Avec tous ces enregistrements maintenant, les trépassés s’approprient la radio. Je peux écouter pendant des jours les chansons d’hommes et de femmes disparus ou encore me bercer dans les musiques de Bach et de Mozart. Le son échappe au temps et à l’anéantissement. Nous avons peut-être inventé une forme d’immortalité avec cet appareil. «C’est ce que j’aime aussi de la voix enregistrée. Elle contient chaque minute. Elle ne concède ni ne condense rien. Sa précision défie la mémoire. En même temps, elle ne respecte pas de chronologie. Elle n’ordonne pas le passé, ne restitue pas le déroulement des faits.» (p.48)
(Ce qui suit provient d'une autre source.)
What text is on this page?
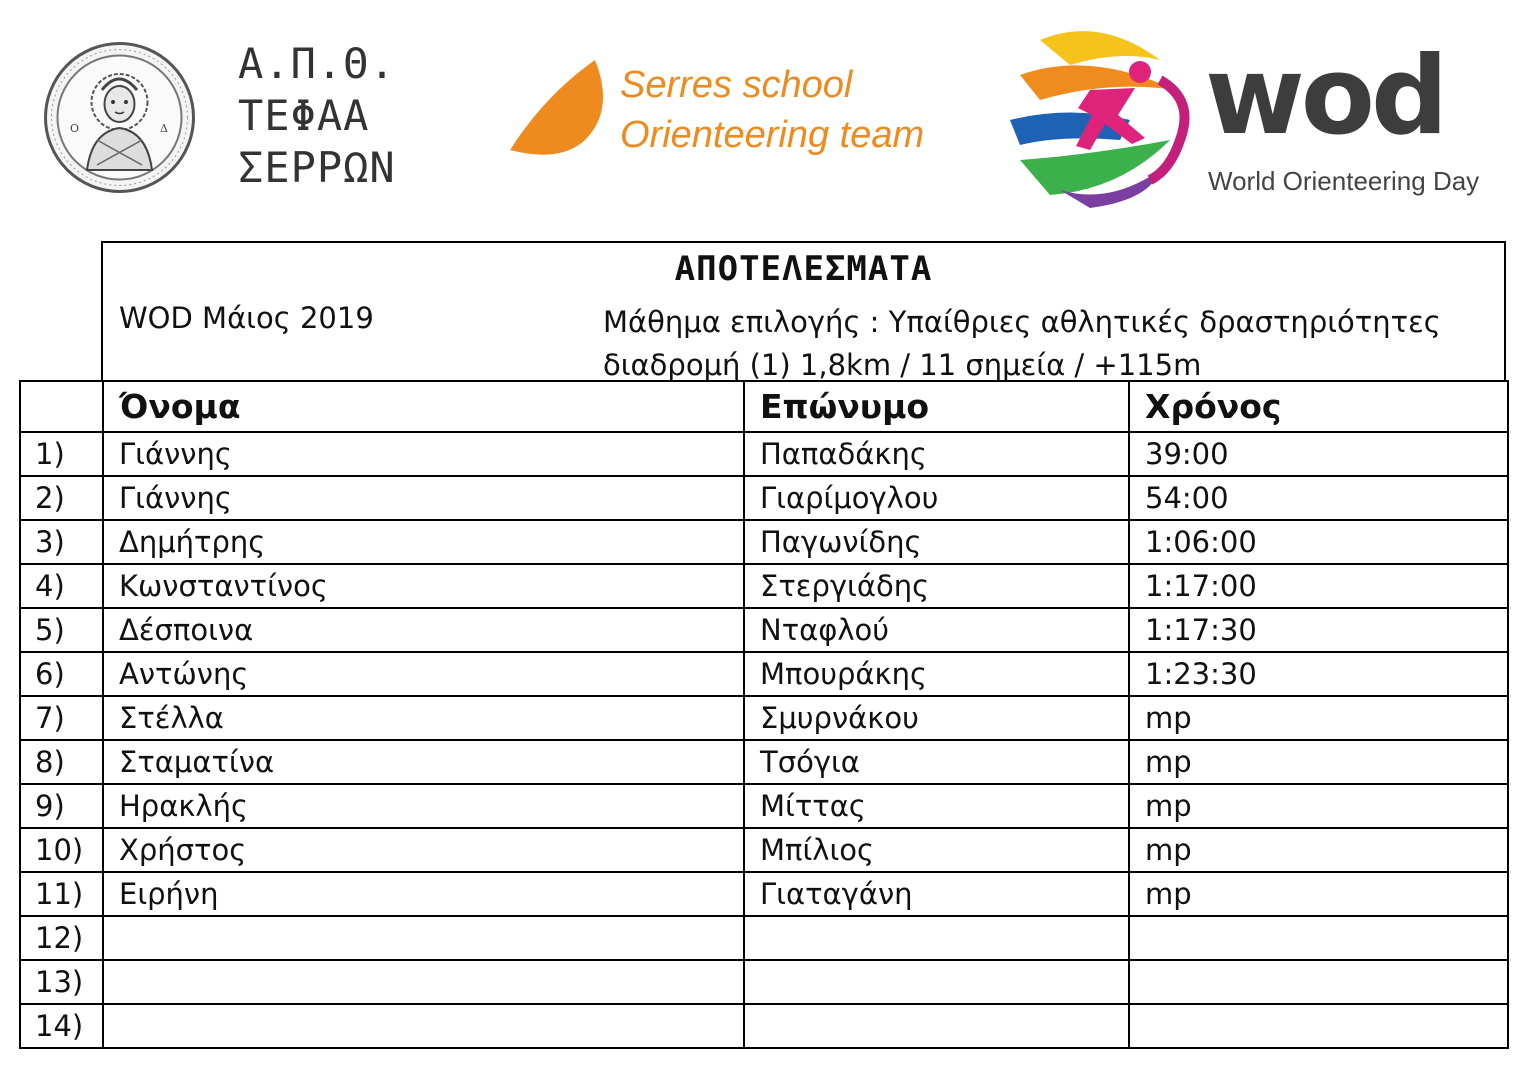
Ο	Δ
Α.Π.Θ.
ΤΕΦΑΑ
ΣΕΡΡΩΝ
Serres school
Orienteering team	wod
World Orienteering Day
ΑΠΟΤΕΛΕΣΜΑΤΑ
WOD Μάιος 2019	Μάθημα επιλογής : Υπαίθριες αθλητικές δραστηριότητες
διαδρομή (1) 1,8km / 11 σημεία / +115m
	Όνομα	Επώνυμο	Χρόνος
1)	Γιάννης	Παπαδάκης	39:00
2)	Γιάννης	Γιαρίμογλου	54:00
3)	Δημήτρης	Παγωνίδης	1:06:00
4)	Κωνσταντίνος	Στεργιάδης	1:17:00
5)	Δέσποινα	Νταφλού	1:17:30
6)	Αντώνης	Μπουράκης	1:23:30
7)	Στέλλα	Σμυρνάκου	mp
8)	Σταματίνα	Τσόγια	mp
9)	Ηρακλής	Μίττας	mp
10)	Χρήστος	Μπίλιος	mp
11)	Ειρήνη	Γιαταγάνη	mp
12)			
13)			
14)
Ce sera sa manière de revenir dans un monde qui bruisse et que nous finissons par ne plus entendre. Et cette parole, la sienne, celle de la petite fille qu’elle a été et qui s’intéressait aux reptiles. «Quand j’appuie sur play, je découvre ma voix miniature, encore intacte et parfaite, ma voix en cinquième année qui parle de lézards, ma voix qui résonne pour la première fois dans un microphone. Mon sourire symétrique d’enfant de dix ans reprend vie. Mon rire crépite, éternel dans l’enregistreuse, à parler de serpents, de couleuvres et de caméléons.» (p.12)

 

PRÉSENCE

 

Un roman très fort qui fait prendre conscience du monde qui nous entoure et de tout ce qui vibre, palpite près de nous. Ces sons dans les endroits publics qui éloignent notre angoisse devant la solitude et le silence qui menace. 

Charlotte Biron m’a rappelé combien j’aime certaines voix à la radio. J’ai si souvent écouté Serge Bouchard et Jacques Languirand qui m’emportaient au plus profond de mon être. Madame Biron réussit ce miracle. Nous respirons dans ses souffrances, assommés par les médicaments et la morphine. Nous basculons dans ses fantasmes et ses rêves, les hallucinations aussi. Nous revenons avec elle pour nous faufiler dans l’espace des vivants. 

Jardin radio m’a branché sur le moment présent, à l’instant et à mon environnement sonore. Ce roman fait découvrir la beauté et l’extraordinaire merveille de la vie. Je me suis souvent attardé sur un court paragraphe pour méditer, m’ancrer si on veut dans ma voix et celle de l’écrivaine. 

Un ouvrage essentiel. 

Je tends l’oreille près du grand lac où j’habite et me demande ce que les Ukrainiens entendent avec l’horreur qu’ils vivent. J’imagine des pleurs, des hurlements, les sifflements des bombes, les explosions, «le bruit que fait la mort en tombant» comme le dit si bien Guy Lalancette. Ici, ce sont les sons de la vie, l’appel des outardes, le cri d’une corneille. Là-bas, on fait taire les oiseaux.

 

BIRON CHARLOTTEJardin radio, Éditions LE QUARTANIER, 136 pages, 20,95 $.